My next piece of analysis involved selecting the top decile stocks for Quality, Value and Momentum, along with all the composites (QV, QM, VM, "Market Score"). For each strategy I generated a set of relative performance data for every quarter back to June 2003 for a range of time periods from 3 months to 5 years. For each of these time periods I have then averaged the performance and then annualised the data. For example, for performance data over two years, I halved the average performance to give a figure that could be compared with all the other time periods.

It is only possible to compare the performance across all these various time scales on a fully like for like basis for the first five years (i.e. Jun 2003 to Jun 2009). In other words, to get the 5 year performance results for June 2014, you would have to wait until June 2019 to see how those stocks will eventually perform. So it is important to bear in mind that this data does not include the bull market of the past five years (and also remember this is relative not absolute performance). The results of this comparison is shown below:

This shows that momentum over the short term is is the single most effective strategy. However, performance drops of quickly after 3-6 months so in terms of translating this into an effective strategy you would need to factor in trading costs and spreads etc. Also, momentum tends to do badly in falling markets.

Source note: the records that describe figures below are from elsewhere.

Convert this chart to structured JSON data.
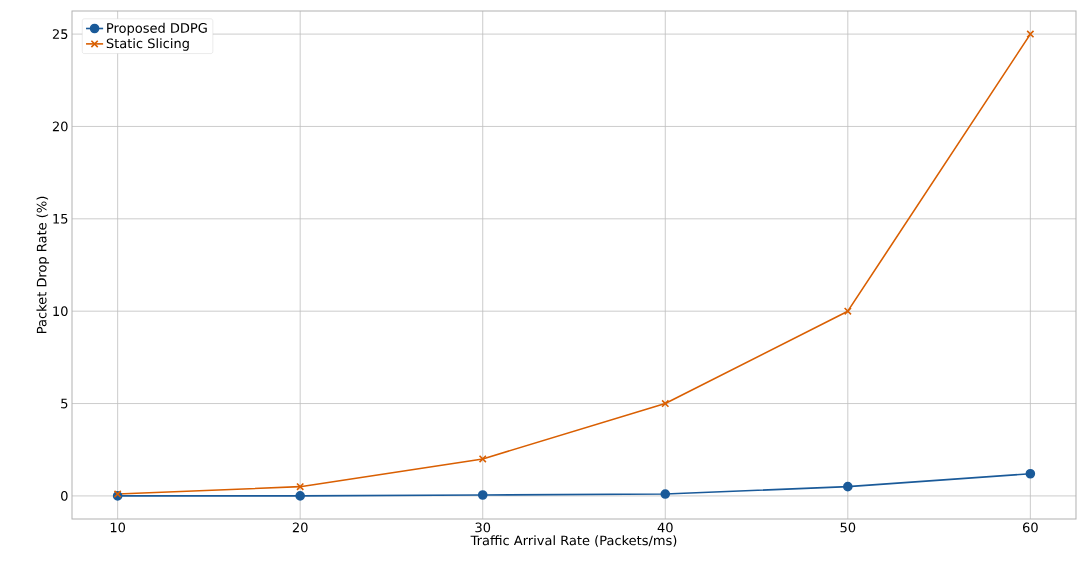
{
  "chart_data": {
    "type": "line",
    "xlabel": "Traffic Arrival Rate (Packets/ms)",
    "ylabel": "Packet Drop Rate (%)",
    "x": [
      10,
      20,
      30,
      40,
      50,
      60
    ],
    "series": [
      {
        "name": "Proposed DDPG",
        "color": "#1a5a99",
        "marker": "circle",
        "values": [
          0.0,
          0.0,
          0.05,
          0.1,
          0.5,
          1.2
        ]
      },
      {
        "name": "Static Slicing",
        "color": "#d95f02",
        "marker": "cross",
        "values": [
          0.1,
          0.5,
          2,
          5,
          10,
          25
        ]
      }
    ],
    "xlim": [
      7.5,
      62.5
    ],
    "ylim": [
      -1.25,
      26.25
    ],
    "xticks": [
      10,
      20,
      30,
      40,
      50,
      60
    ],
    "yticks": [
      0,
      5,
      10,
      15,
      20,
      25
    ],
    "grid": true,
    "legend": "top left",
    "line_style": "solid"
  }
}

A strategy based on a pure value rank performed worse of all. This result seems pretty surprising considering that value investing is so widely respected. A likely explanation is that a rules based approach to value investing may be susceptible to picking value traps, that is, stocks that are a cheap, but for very good reasons that doesn't appear in the financial data. The only time that a value based rules strategy seems to really pays-off is after the market has completely tanked.

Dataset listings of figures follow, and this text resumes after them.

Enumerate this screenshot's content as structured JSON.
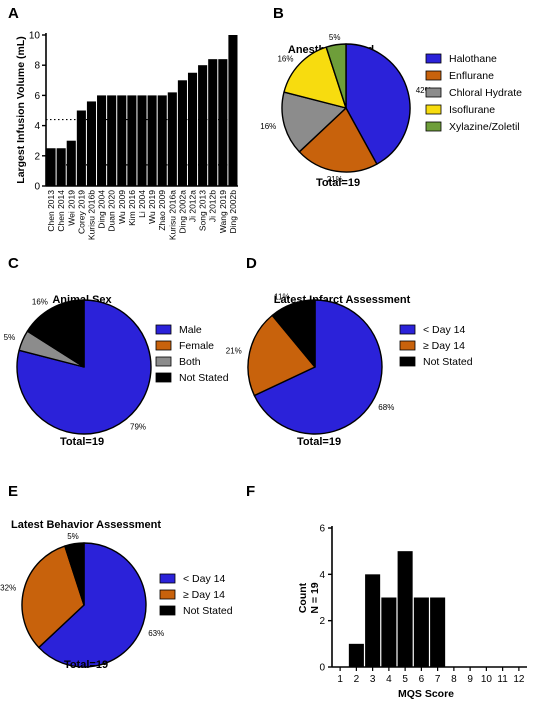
{
  "panels": {
    "A": {
      "label": "A",
      "chart_data": {
        "type": "bar",
        "ylabel": "Largest Infusion Volume (mL)",
        "xlabel": "",
        "ylim": [
          0,
          10
        ],
        "yticks": [
          0,
          2,
          4,
          6,
          8,
          10
        ],
        "reference_lines": [
          4.4,
          1.4
        ],
        "categories": [
          "Chen 2013",
          "Chen 2014",
          "Wei 2019",
          "Corey 2019",
          "Kurisu 2016b",
          "Ding 2004",
          "Duan 2020",
          "Wu 2009",
          "Kim 2016",
          "Li 2004",
          "Wu 2019",
          "Zhao 2009",
          "Kurisu 2016a",
          "Ding 2002a",
          "Ji 2012a",
          "Song 2013",
          "Ji 2012b",
          "Wang 2019",
          "Ding 2002b"
        ],
        "values": [
          2.5,
          2.5,
          3.0,
          5.0,
          5.6,
          6.0,
          6.0,
          6.0,
          6.0,
          6.0,
          6.0,
          6.0,
          6.2,
          7.0,
          7.5,
          8.0,
          8.4,
          8.4,
          10.0
        ]
      }
    },
    "B": {
      "label": "B",
      "chart_data": {
        "type": "pie",
        "title": "Anesthetic Used",
        "total": "Total=19",
        "labels": [
          "Halothane",
          "Enflurane",
          "Chloral Hydrate",
          "Isoflurane",
          "Xylazine/Zoletil"
        ],
        "values": [
          42,
          21,
          16,
          16,
          5
        ],
        "pct_labels": [
          "42%",
          "21%",
          "16%",
          "16%",
          "5%"
        ],
        "colors": [
          "#2b22d9",
          "#c8620c",
          "#8c8c8c",
          "#f7dc0f",
          "#6e9e3a"
        ]
      }
    },
    "C": {
      "label": "C",
      "chart_data": {
        "type": "pie",
        "title": "Animal Sex",
        "total": "Total=19",
        "labels": [
          "Male",
          "Female",
          "Both",
          "Not Stated"
        ],
        "values": [
          79,
          0,
          5,
          16
        ],
        "pct_labels": [
          "79%",
          "",
          "5%",
          "16%"
        ],
        "colors": [
          "#2b22d9",
          "#c8620c",
          "#8c8c8c",
          "#000000"
        ]
      }
    },
    "D": {
      "label": "D",
      "chart_data": {
        "type": "pie",
        "title": "Latest Infarct Assessment",
        "total": "Total=19",
        "labels": [
          "< Day 14",
          "≥ Day 14",
          "Not Stated"
        ],
        "values": [
          68,
          21,
          11
        ],
        "pct_labels": [
          "68%",
          "21%",
          "11%"
        ],
        "colors": [
          "#2b22d9",
          "#c8620c",
          "#000000"
        ]
      }
    },
    "E": {
      "label": "E",
      "chart_data": {
        "type": "pie",
        "title": "Latest Behavior Assessment",
        "total": "Total=19",
        "labels": [
          "< Day 14",
          "≥ Day 14",
          "Not Stated"
        ],
        "values": [
          63,
          32,
          5
        ],
        "pct_labels": [
          "63%",
          "32%",
          "5%"
        ],
        "colors": [
          "#2b22d9",
          "#c8620c",
          "#000000"
        ]
      }
    },
    "F": {
      "label": "F",
      "chart_data": {
        "type": "bar",
        "xlabel": "MQS Score",
        "ylabel": "Count",
        "ylabel2": "N = 19",
        "ylim": [
          0,
          6
        ],
        "yticks": [
          0,
          2,
          4,
          6
        ],
        "categories": [
          "1",
          "2",
          "3",
          "4",
          "5",
          "6",
          "7",
          "8",
          "9",
          "10",
          "11",
          "12"
        ],
        "values": [
          0,
          1,
          4,
          3,
          5,
          3,
          3,
          0,
          0,
          0,
          0,
          0
        ]
      }
    }
  }
}
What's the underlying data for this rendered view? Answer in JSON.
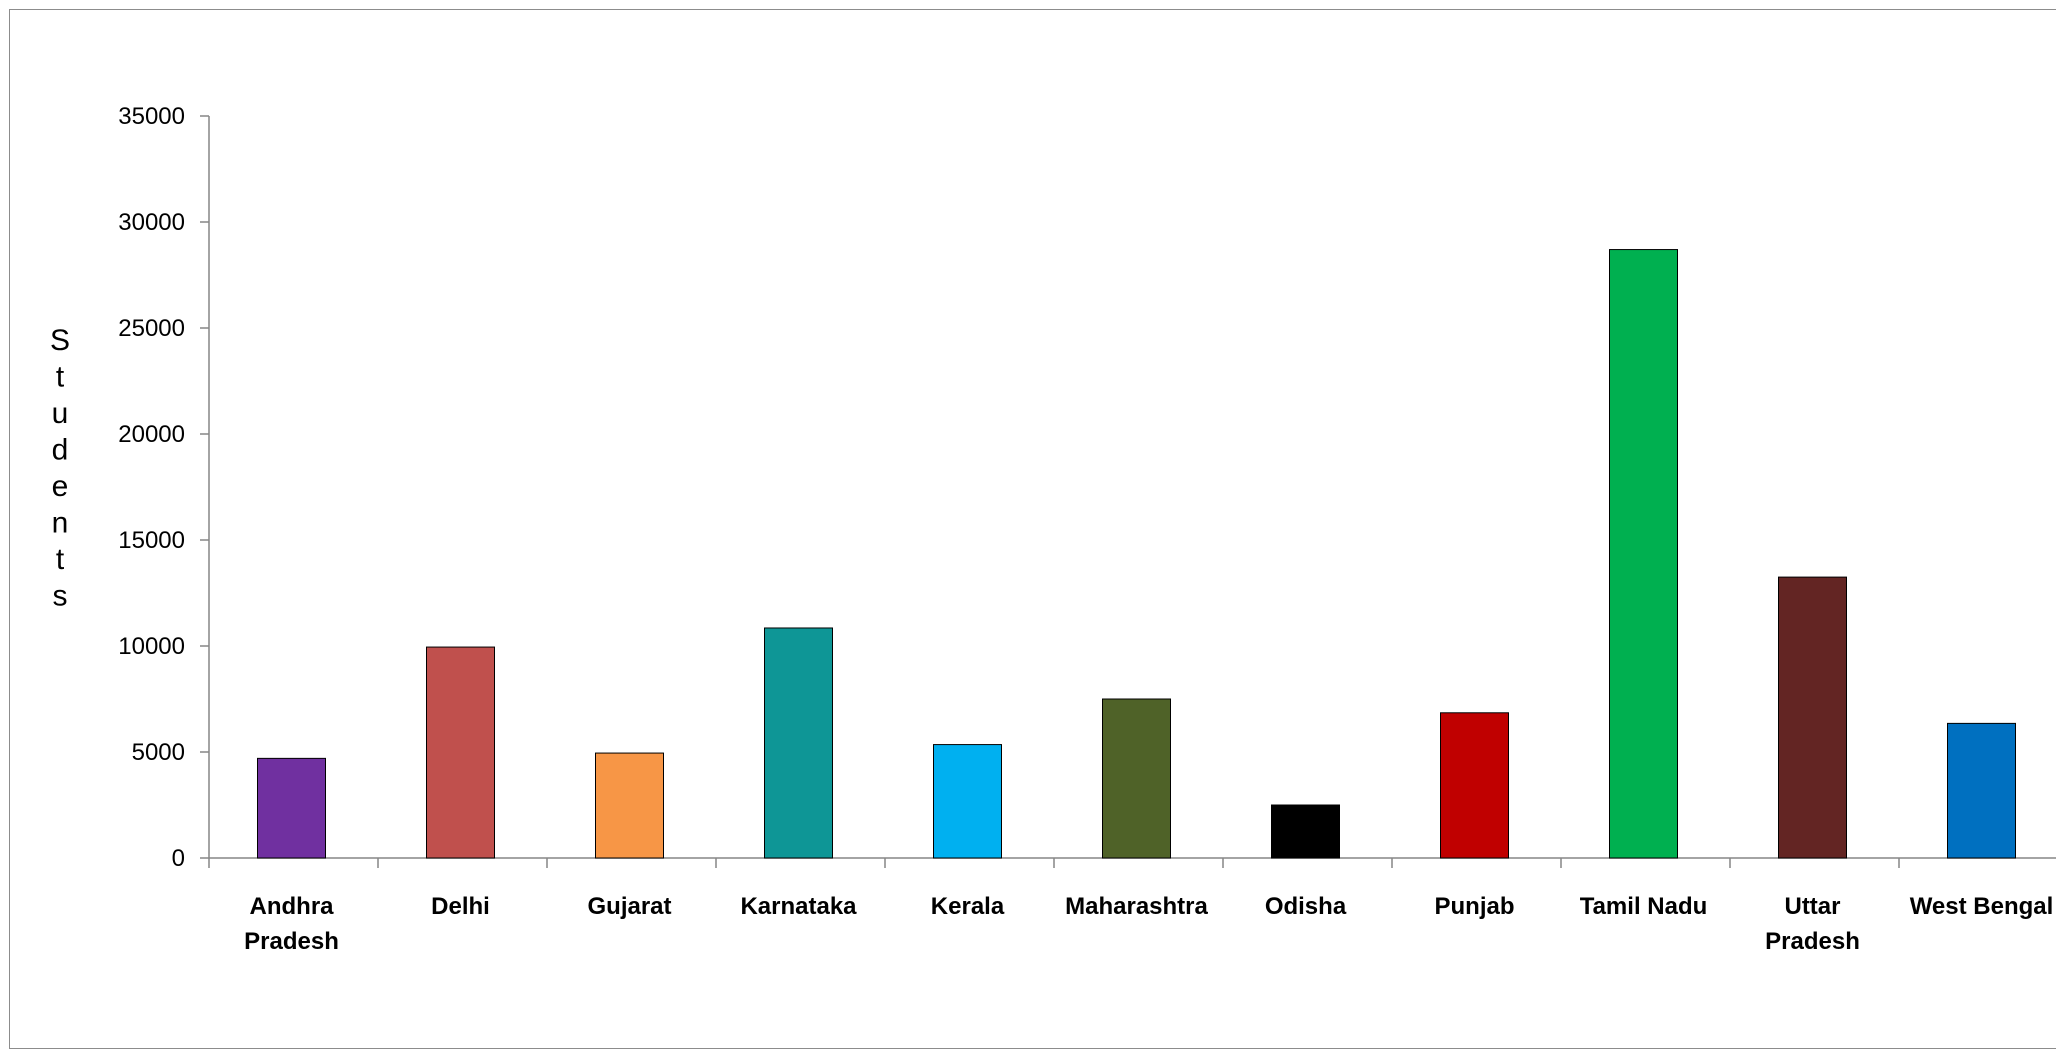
{
  "chart_data": {
    "type": "bar",
    "title": "",
    "xlabel": "",
    "ylabel": "Students",
    "ylim": [
      0,
      35000
    ],
    "yticks": [
      0,
      5000,
      10000,
      15000,
      20000,
      25000,
      30000,
      35000
    ],
    "grid": false,
    "legend": "none",
    "categories": [
      "Andhra Pradesh",
      "Delhi",
      "Gujarat",
      "Karnataka",
      "Kerala",
      "Maharashtra",
      "Odisha",
      "Punjab",
      "Tamil Nadu",
      "Uttar Pradesh",
      "West Bengal"
    ],
    "values": [
      4700,
      9950,
      4950,
      10850,
      5350,
      7500,
      2500,
      6850,
      28700,
      13250,
      6350
    ],
    "colors": [
      "#7030A0",
      "#C0504D",
      "#F79646",
      "#0E9696",
      "#00B0F0",
      "#4F6228",
      "#000000",
      "#C00000",
      "#00B050",
      "#632523",
      "#0070C0"
    ]
  }
}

A strategy based purely on quality does consistently well over all time periods. Quality also holds up  best when the market is under pressure. This suggests that quality stocks are not just for buy and hold type investors, but should probably be key consideration for any investment strategy.

The combined QVM (Market) strategy does fairly well but it doesn't particularly stand out as the best approach. I suspect the under performance of value acts as a slight drag its overall performance. On this basis, the greater safety offered by quality would seem to be a price worth paying for only slightly greater short-term returns.

I also produced another version for the full ten years. As explained above, this shows only partial data for the longer time periods, but it is worth showing as it incorporates the bull market since early 2009.

This shows that the returns for both the Market and QM strategies have picked up relative to pure quality. If one considers that the typical holding period for a stock in the MB portfolio is about a year, then either of these strategies would offer at least a 10 percent annual return above the market.

There is a lot more I would like to look at here, but something I am starting to think about is a strategy based on different phases of the stockmarket cycle. This could consist of quality, value and momentum "pots" where the size of the pots would vary according to the state of the market. For example, given where we are at the moment I might have about 70% quality and 30% momentum stocks. If the market drifts down I might go 70% quality 30% value. If another bull market I might go 50% quality and 50% momentum.

Anyway, lots of ideas here and lots more thinking to do.